I laugh at her attitude. “Throw what around?”

Ellie groans and sighs, as though doing her best adult impression. “Nothing is ever simple as an adult. I don’t see why they can’t stay. Piper makes mean breakfast pancakes, and Sonny is just about the only second grader boy I can stand. Actually,” she sidenotes, “I can stand him better than the boys in my own grade. Ugh.”

I stiffen up on the floor. “What did you just say?”

“About Piper’s mean pancake-making skills? Mean doesn’t mean bad, Dad. Come on. I already told you about this before.”

“Not that.” I stroke an absent-minded finger over my lip and hope that Ellie slipped up. “You said that Sonny is in the second grade. When’s his birthday?”

“I don’t know.

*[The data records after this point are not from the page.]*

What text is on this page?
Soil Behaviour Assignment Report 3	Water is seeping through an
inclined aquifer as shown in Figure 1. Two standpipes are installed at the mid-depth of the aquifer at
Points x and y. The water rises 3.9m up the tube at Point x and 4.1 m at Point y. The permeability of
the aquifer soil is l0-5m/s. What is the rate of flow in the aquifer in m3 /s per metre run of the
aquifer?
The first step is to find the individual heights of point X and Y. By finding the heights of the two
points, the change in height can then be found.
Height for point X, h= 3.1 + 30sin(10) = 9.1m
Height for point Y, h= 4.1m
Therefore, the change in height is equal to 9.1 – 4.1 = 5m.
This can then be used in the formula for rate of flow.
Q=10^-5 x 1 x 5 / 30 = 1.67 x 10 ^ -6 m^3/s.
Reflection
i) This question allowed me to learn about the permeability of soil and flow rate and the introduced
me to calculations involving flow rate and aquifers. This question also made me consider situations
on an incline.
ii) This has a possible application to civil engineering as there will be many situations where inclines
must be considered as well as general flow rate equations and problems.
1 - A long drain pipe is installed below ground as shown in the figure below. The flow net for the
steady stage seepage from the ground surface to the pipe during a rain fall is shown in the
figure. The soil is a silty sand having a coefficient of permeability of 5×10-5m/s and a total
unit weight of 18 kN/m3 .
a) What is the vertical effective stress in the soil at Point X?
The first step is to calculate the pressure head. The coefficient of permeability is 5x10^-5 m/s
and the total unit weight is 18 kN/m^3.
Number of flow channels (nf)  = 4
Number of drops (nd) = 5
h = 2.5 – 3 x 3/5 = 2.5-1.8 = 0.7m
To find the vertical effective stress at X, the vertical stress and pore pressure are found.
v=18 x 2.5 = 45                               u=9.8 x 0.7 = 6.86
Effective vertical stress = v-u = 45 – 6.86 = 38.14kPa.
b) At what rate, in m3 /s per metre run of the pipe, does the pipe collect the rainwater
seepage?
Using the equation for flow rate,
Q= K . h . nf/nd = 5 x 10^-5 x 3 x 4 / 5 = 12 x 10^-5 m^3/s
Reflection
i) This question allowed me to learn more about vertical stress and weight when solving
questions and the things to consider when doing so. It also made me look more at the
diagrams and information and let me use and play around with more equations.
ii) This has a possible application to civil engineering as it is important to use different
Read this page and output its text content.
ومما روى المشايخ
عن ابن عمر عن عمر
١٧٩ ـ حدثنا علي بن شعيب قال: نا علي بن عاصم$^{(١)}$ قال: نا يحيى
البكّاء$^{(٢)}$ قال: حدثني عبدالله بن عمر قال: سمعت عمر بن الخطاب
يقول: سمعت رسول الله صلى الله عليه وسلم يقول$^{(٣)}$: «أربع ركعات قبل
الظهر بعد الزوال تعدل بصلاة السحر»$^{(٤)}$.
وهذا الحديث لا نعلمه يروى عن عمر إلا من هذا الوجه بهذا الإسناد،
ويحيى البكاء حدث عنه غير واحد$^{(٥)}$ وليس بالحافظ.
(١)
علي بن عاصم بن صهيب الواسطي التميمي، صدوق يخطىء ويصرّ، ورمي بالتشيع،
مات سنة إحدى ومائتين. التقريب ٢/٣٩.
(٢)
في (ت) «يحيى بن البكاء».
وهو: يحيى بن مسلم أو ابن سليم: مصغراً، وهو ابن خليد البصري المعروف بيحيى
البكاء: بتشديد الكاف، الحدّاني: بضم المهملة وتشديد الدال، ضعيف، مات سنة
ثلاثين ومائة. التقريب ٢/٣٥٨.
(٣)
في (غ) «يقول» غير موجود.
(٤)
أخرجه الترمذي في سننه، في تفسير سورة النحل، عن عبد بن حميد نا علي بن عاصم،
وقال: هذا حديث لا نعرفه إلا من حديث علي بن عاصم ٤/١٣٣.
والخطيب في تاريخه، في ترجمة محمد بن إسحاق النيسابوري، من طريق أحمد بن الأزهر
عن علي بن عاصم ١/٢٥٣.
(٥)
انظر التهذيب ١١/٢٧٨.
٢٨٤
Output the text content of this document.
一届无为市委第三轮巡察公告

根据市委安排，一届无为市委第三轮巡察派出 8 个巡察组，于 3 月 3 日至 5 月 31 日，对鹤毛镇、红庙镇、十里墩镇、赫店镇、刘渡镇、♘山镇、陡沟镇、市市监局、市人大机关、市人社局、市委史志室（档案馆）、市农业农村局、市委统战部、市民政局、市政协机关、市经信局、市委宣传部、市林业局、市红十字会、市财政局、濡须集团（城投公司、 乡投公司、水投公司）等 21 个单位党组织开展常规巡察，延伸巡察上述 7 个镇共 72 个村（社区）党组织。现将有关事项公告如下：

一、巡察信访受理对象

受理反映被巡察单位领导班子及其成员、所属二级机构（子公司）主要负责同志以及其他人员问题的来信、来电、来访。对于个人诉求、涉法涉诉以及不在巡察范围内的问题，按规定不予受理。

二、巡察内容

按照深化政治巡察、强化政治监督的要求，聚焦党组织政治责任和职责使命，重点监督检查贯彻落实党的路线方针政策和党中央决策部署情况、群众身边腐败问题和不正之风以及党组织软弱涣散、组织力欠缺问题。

All I know is that he’s eight.”

Which would make him a year older…

Piper told me that he was seven.

It makes the gap between his conception and me leaving even closer…

“Goodnight, sweetheart. I’m sorry for disturbing you.” I kiss Ellie on the temple and close her bedroom door softly behind me. It takes a lot in me to move so slow when my pulse is spiking.